La jeune femme de bonne humeur, placée entre les deux garçons, glissa ses deux bras en-dessous de ceux des Serpentard tout en les rapprochant d'elle, faisant ralentir un peu leur allure alors qu'ils étaient maintenant tous accrochés. Si habituellement, ce genre d'attouchement pouvait déranger Harry qui n'avait jamais été un garçon très tactile, ça ne le dérangeait pas plus que ça quand il s'agissait de Millicent. Elle était une jeune fille de 12 ans qui avait ses vrais premiers amis, c'était donc normal qu'elle se montre assez démonstrative – et elle l'était d'ailleurs un peu plus avec Blaise, mais Harry considérait que c'était une chose tout à fait normale étant donné qu'ils étaient destinés à finir ensemble. De plus, il était lui-même assez démonstratif avec Hermione quand il le voulait, et même si la jeune Bulstrode ne remplacerait jamais la Gryffondor, il pouvait faire un effort.
- Je suis toute excitée pour ces sélections. C'est idiot étant donné que je ne vole pas extrêmement bien et que je sais que je n'ai absolument aucune chance d'être prise dans l'équipe, mais je suis heureuse de faire ça avec vous. C'est un peu comme un acte de gang.
- Un acte de gang ? répéta Harry en se moquant légèrement d'elle.
- Oui ! C'est en gang qu'on va aux sélections, on se soutient mutuellement et on va tout défoncer.
- Ce n'est pas dit qu'on défonce tout, ne t'emballe pas pour rien, soupira Blaise en levant les yeux au ciel.
- Harry est le plus doué des attrapeurs que je n'ai jamais vus, et je peux parler étant donné que je joue avec Malfoy et sa bande depuis que je suis enfant. Toi tu es vraiment bien gaulé pour être poursuiveur et tu sais jouer. Tu te places toujours aux endroits stratégiques sur le terrain et tu es celui qui fait toujours gagner ton équipe quand on est à la maison.
- Vous êtes souvent l'un chez l'autre ? Interrompit Harry en souriant.
- Ça arrive quelques fois, en effet, intervint Blaise en haussant des épaules. Nos parents sont de bons amis et on se retrouve souvent. Sans oublier de mentionner les fameuses soirées dont on t'avait parlé.
- Cet été et même si on n'était pas chez nous, on restait majoritairement tous les deux pour ne pas avoir à traîner avec Malfoy et son troupeau. Puis, quand j'y pense, continua-t-elle en tournant la tête vers le mulâtre, on est quasiment toujours restés essentiellement ensemble à ces soirées-là.
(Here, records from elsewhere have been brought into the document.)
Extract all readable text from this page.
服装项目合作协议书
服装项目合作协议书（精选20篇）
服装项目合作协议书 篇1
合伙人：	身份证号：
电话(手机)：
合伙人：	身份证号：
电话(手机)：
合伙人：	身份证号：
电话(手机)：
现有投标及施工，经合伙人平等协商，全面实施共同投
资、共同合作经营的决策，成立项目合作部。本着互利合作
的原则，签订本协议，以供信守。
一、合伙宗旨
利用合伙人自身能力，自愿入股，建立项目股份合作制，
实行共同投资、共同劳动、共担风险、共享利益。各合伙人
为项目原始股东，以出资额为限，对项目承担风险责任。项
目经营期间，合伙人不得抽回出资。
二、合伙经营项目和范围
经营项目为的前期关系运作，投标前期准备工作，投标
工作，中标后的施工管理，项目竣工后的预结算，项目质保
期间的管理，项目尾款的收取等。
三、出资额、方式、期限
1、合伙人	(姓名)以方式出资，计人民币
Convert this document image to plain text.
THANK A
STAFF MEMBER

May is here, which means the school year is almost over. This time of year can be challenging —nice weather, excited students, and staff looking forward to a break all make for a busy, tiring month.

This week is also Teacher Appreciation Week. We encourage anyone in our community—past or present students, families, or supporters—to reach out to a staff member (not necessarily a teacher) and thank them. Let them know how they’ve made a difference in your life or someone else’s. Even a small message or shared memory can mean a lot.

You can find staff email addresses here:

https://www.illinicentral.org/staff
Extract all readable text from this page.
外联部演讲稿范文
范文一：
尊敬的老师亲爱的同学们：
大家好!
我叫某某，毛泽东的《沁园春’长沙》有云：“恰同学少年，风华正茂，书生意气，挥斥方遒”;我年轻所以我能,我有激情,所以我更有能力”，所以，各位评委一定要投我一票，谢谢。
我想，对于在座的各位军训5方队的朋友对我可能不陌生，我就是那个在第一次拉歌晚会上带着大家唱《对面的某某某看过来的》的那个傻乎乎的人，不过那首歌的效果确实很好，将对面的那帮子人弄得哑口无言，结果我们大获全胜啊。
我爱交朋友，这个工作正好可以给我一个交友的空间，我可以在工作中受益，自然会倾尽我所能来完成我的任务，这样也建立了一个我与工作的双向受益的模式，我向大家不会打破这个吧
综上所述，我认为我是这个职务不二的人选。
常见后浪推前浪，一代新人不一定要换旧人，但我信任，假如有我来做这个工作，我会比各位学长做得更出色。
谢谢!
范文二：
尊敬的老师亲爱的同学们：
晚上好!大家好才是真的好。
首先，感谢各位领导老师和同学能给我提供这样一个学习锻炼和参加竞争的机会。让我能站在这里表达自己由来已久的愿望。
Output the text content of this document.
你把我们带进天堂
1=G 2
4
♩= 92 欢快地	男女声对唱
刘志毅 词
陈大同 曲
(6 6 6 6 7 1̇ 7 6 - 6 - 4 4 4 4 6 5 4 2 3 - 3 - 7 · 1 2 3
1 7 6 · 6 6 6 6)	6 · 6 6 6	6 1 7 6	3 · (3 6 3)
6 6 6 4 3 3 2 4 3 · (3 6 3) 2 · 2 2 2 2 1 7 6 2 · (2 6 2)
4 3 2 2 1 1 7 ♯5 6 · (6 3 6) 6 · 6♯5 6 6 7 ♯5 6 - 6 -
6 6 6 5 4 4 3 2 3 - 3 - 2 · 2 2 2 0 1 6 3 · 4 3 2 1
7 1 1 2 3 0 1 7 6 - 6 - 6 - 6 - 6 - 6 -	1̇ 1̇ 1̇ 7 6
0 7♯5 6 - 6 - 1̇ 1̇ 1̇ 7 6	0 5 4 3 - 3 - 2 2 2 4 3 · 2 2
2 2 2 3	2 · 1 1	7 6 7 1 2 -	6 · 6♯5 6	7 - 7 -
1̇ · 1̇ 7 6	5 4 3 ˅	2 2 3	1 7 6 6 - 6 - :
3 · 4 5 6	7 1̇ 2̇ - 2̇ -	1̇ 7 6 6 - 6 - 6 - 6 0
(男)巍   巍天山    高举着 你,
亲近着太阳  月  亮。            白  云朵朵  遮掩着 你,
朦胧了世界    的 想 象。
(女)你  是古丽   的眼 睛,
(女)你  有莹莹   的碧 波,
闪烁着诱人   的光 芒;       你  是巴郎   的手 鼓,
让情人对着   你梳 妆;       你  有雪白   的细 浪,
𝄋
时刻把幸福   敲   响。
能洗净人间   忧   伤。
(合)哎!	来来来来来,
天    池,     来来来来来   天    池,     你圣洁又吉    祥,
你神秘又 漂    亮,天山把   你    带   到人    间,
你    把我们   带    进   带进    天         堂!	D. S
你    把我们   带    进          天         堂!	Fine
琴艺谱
Comme quoi, on avait prédit le truc.
- Ça a l'air d'être la chose la plus désagréable qui existe, soupira le garçon à la cicatrice.
- Oh, tu sais Harry, quand t'as un ami avec qui rester tu en ris plus qu'autre chose. Toutes ces manières plus que pompeuses sont grotesques quand tu les regardes avec quelqu'un d'autre. Mais quoi qu'il arrive, pour revenir sur le sujet principal… On va les avoir ces postes. Soyez en sûrs.
Harry ne répondit pas alors qu'ils entraient sur le terrain de Quidditch, déjà habillés dans leur tenue réglementaire. Quelques élèves étaient déjà là ainsi que le capitaine de l'équipe, Marcus Flint, qui discutait avec un Draco Malfoy à l'air assez fier, et Harry n'y fit pas particulièrement attention alors qu'il tentait de reconnaître quels autres élèves étaient présents pour tenter leur chance.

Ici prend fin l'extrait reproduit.